A version of this post can be found at the AGU GeoSpace Blog and at NASA Landsat Science.
California’s persistent drought is forcing grape growers to keep a more-attentive-than-normal eye on their vines, as water shortages and elevated temperatures alter this year’s growing season.
“This year, we’re going to have to be more vigilant than ever,” said Domenick Bianco, a vineyard manager with Renteria Vineyard Management at a January press conference in Napa Valley.
Now, scientists are working to assist growers on the ground with a set of watchful eyes orbiting the Earth. Using satellite imagery data, Forrest Melton of the NASA Ames Research Center and his colleagues are aiming to give farmers a more complete picture of their fields’ irrigation needs.
“Growers are in the best position to determine how much water their crops need,” said Melton, a senior research scientist at NASA. “Our goal is to provide them with a consistent reference that they can use to make decisions about how they can best manage water on their farm.”
The satellite data comes from the Landsat program — a joint venture by NASA and the U.S. Geological Survey to record the changing face of the Earth’s surface, said Lars Pierce, co-director of the Watershed Institute at California State University, Monterey Bay.

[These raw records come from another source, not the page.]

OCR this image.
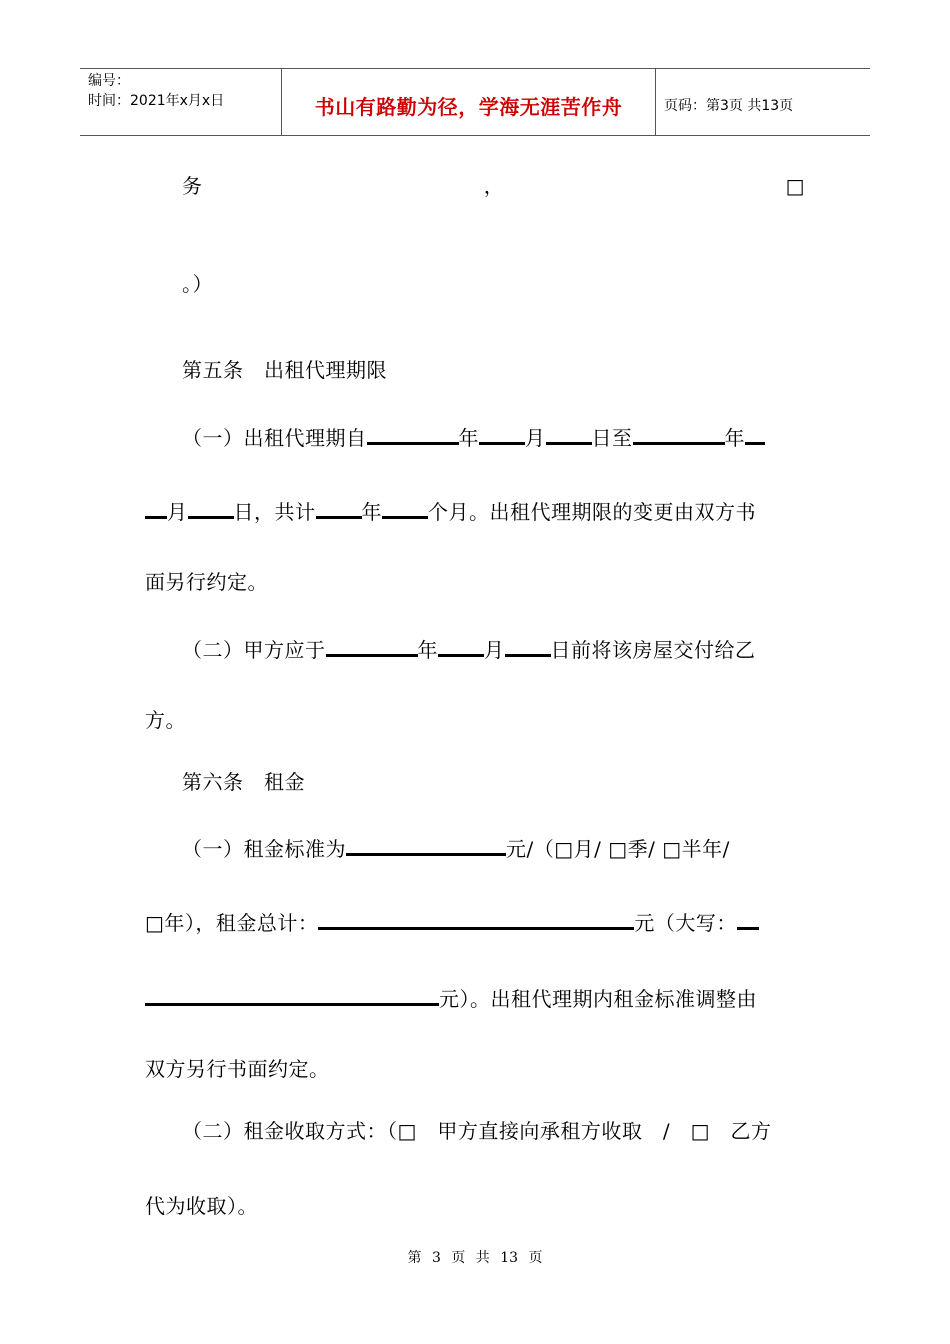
编号：
时间：2021年x月x日	书山有路勤为径，学海无涯苦作舟	页码：第3页 共13页
务	，	□
。）
第五条　出租代理期限
（一）出租代理期自	年 月 日至	年
月 日，共计 年 个月。出租代理期限的变更由双方书
面另行约定。
（二）甲方应于	年 月 日前将该房屋交付给乙
方。
第六条　租金
（一）租金标准为	元/（□月/ □季/ □半年/
□年），租金总计：	元（大写：
元）。出租代理期内租金标准调整由
双方另行书面约定。
（二）租金收取方式：（□　甲方直接向承租方收取　/　□　乙方
代为收取）。
第 3 页 共 13 页
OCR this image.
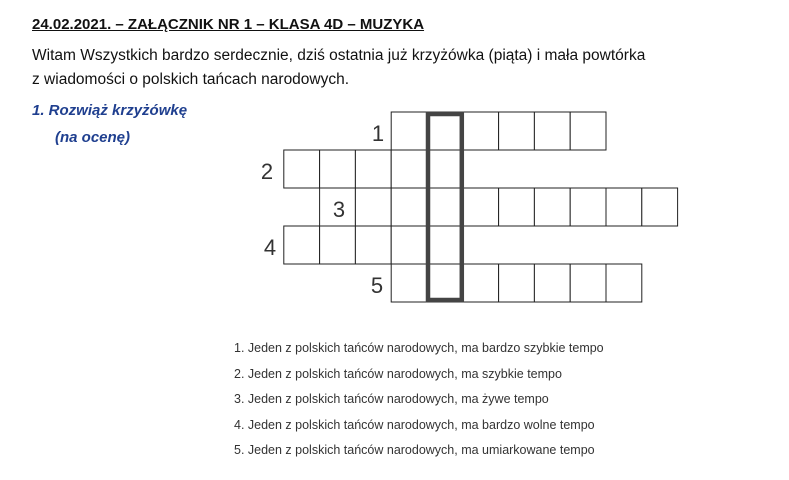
24.02.2021. – ZAŁĄCZNIK NR 1 – KLASA 4D – MUZYKA
Witam Wszystkich bardzo serdecznie, dziś ostatnia już krzyżówka (piąta) i mała powtórka
z wiadomości o polskich tańcach narodowych.
1. Rozwiąż krzyżówkę
(na ocenę)	1
2
3
4
5
1. Jeden z polskich tańców narodowych, ma bardzo szybkie tempo
2. Jeden z polskich tańców narodowych, ma szybkie tempo
3. Jeden z polskich tańców narodowych, ma żywe tempo
4. Jeden z polskich tańców narodowych, ma bardzo wolne tempo
5. Jeden z polskich tańców narodowych, ma umiarkowane tempo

A pair of satellites orbits the Earth at a distance of more than 400 miles above the surface, with nearly every quarter acre of the planet imaged once every eight days.

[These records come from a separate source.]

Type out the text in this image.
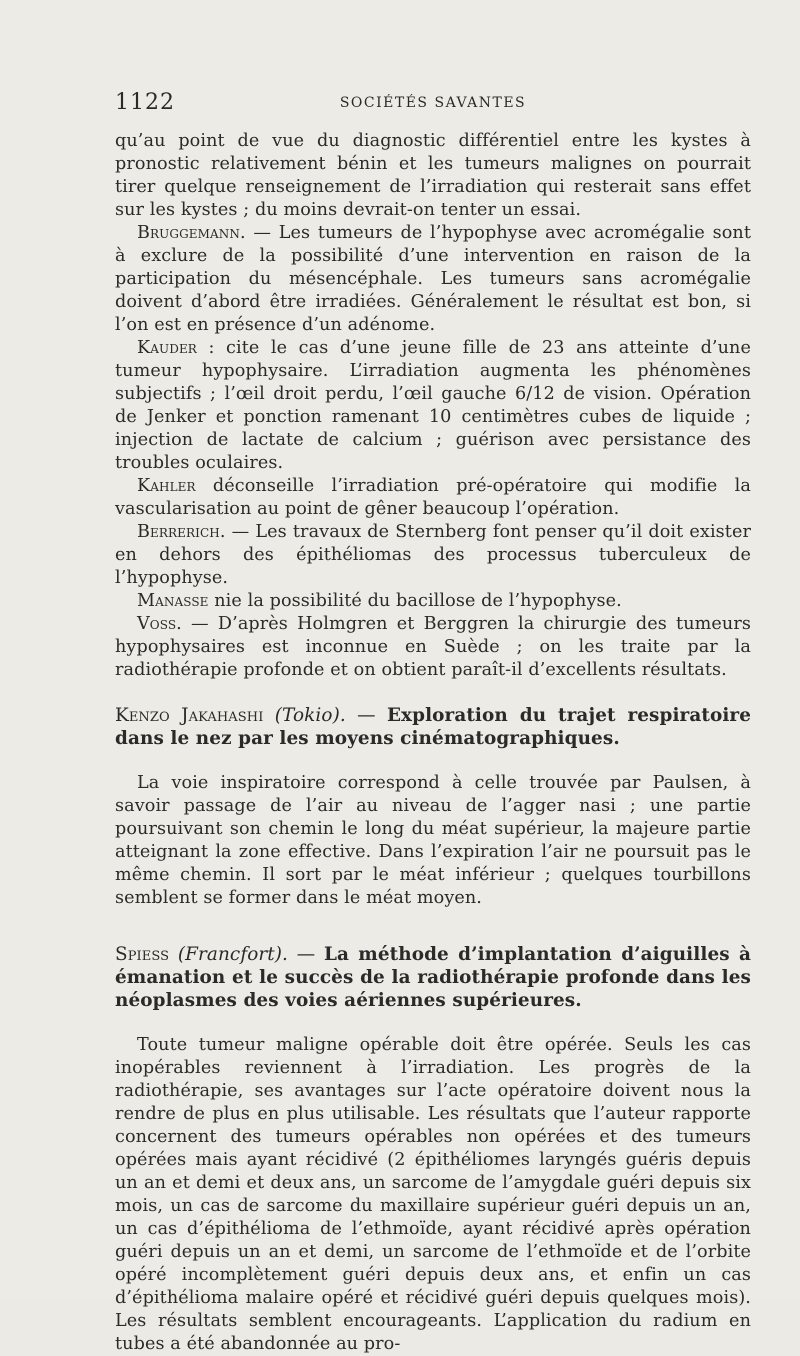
1122	SOCIÉTÉS SAVANTES

qu’au point de vue du diagnostic différentiel entre les kystes à pronostic relativement bénin et les tumeurs malignes on pourrait tirer quelque renseignement de l’irradiation qui resterait sans effet sur les kystes ; du moins devrait-on tenter un essai.

Bruggemann. — Les tumeurs de l’hypophyse avec acromégalie sont à exclure de la possibilité d’une intervention en raison de la participation du mésencéphale. Les tumeurs sans acromégalie doivent d’abord être irradiées. Généralement le résultat est bon, si l’on est en présence d’un adénome.

Kauder : cite le cas d’une jeune fille de 23 ans atteinte d’une tumeur hypophysaire. L’irradiation augmenta les phénomènes subjectifs ; l’œil droit perdu, l’œil gauche 6/12 de vision. Opération de Jenker et ponction ramenant 10 centimètres cubes de liquide ; injection de lactate de calcium ; guérison avec persistance des troubles oculaires.

Kahler déconseille l’irradiation pré-opératoire qui modifie la vascularisation au point de gêner beaucoup l’opération.

Berrerich. — Les travaux de Sternberg font penser qu’il doit exister en dehors des épithéliomas des processus tuberculeux de l’hypophyse.

Manasse nie la possibilité du bacillose de l’hypophyse.

Voss. — D’après Holmgren et Berggren la chirurgie des tumeurs hypophysaires est inconnue en Suède ; on les traite par la radiothérapie profonde et on obtient paraît-il d’excellents résultats.

Kenzo Jakahashi (Tokio). — Exploration du trajet respiratoire dans le nez par les moyens cinématographiques.

La voie inspiratoire correspond à celle trouvée par Paulsen, à savoir passage de l’air au niveau de l’agger nasi ; une partie poursuivant son chemin le long du méat supérieur, la majeure partie atteignant la zone effective. Dans l’expiration l’air ne poursuit pas le même chemin. Il sort par le méat inférieur ; quelques tourbillons semblent se former dans le méat moyen.

Spiess (Francfort). — La méthode d’implantation d’aiguilles à émanation et le succès de la radiothérapie profonde dans les néoplasmes des voies aériennes supérieures.

Toute tumeur maligne opérable doit être opérée. Seuls les cas inopérables reviennent à l’irradiation. Les progrès de la radiothérapie, ses avantages sur l’acte opératoire doivent nous la rendre de plus en plus utilisable. Les résultats que l’auteur rapporte concernent des tumeurs opérables non opérées et des tumeurs opérées mais ayant récidivé (2 épithéliomes laryngés guéris depuis un an et demi et deux ans, un sarcome de l’amygdale guéri depuis six mois, un cas de sarcome du maxillaire supérieur guéri depuis un an, un cas d’épithélioma de l’ethmoïde, ayant récidivé après opération guéri depuis un an et demi, un sarcome de l’ethmoïde et de l’orbite opéré incomplètement guéri depuis deux ans, et enfin un cas d’épithélioma malaire opéré et récidivé guéri depuis quelques mois). Les résultats semblent encourageants. L’application du radium en tubes a été abandonnée au pro-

By collecting satellite images, scientists and farmers can track changes in crop coverage and vitality. Larger, lusher crop canopies will demand more water.
The satellite data is combined with weather data from the California Irrigation Management Information System, or CIMIS. With this data, scientists can determine how much of the water put into the field by irrigation will be lost to evaporation and transpiration, or water vapor escaping to the atmosphere from a plant’s pores. CIMIS has more than 140 stations across the state updating every hour, Melton said.
By knowing how much area a crop occupies, how green it is and what the weather is like around the plant, Melton and his colleagues calculate a crop coefficient for each field. The crop coefficient is a number that advises farmers how much water to give their crops. But this doesn’t reduce farming to a paint-by-number problem, Melton said.
“It’s not intended to be prescriptive. It’s intended to be a guide,” he said.
Though the project is still in a prototype phase, it is nearing a public unveiling, Melton said. The team recently tested their system at a U.S. Department of Agriculture farm site in the Salinas Valley – birthplace of John Steinbeck – with broccoli and lettuce.
Both crops grew as well using the satellite system as they did using normal practices, but the SIMS system helped reduce water use by up to 33 percent, Melton said.
Grapes, however, are a fruit of a different color.
“They’re a unique crop,” said Daniel Bosch, director of viticulture at the Robert Mondavi Winery in Oakville, Calif. The winery and its parent company, Constellation Brands, have been working with researchers to expand SIMS coverage to vineyards.
Winemakers like to keep moisture levels low. The best wine grapes, especially those used in red wines, work harder to get the moisture out of the soil, said Pierce. To ensure that happens, farmers keep the soil drier than they would for other crops.
If growers over-water, leaves on the vine will flourish, but at the expense of grapes and, ultimately, wine quality, Pierce said. On the other hand, “the challenge in a dry year is not to under-irrigate and apply too much stress.”
Growers using the prototype system have identified when they were over-watering their crops, but they also diagnosed a few instances where they were under-watering their grapes. One large grower, E. & J. Gallo Winery, is currently working with the system. About 10 more vineyards across California plan to test it this year, Pierce said.
While a fully operational system won’t be ready for this year’s grape-growing season, its developers are optimistic that, in the near future, they can offer easily-digested SIMS data to farmers throughout California at little to no cost.
In the meantime, getting the word out about their progress might do some agricultural good, Bosch suggested.
“I’m hoping what will happen is that with the drought there will be a greater awareness of these kinds of tools and a greater ability to measure what we’re doing,” he said. “I think we’ll all learn on how to be better farmers.”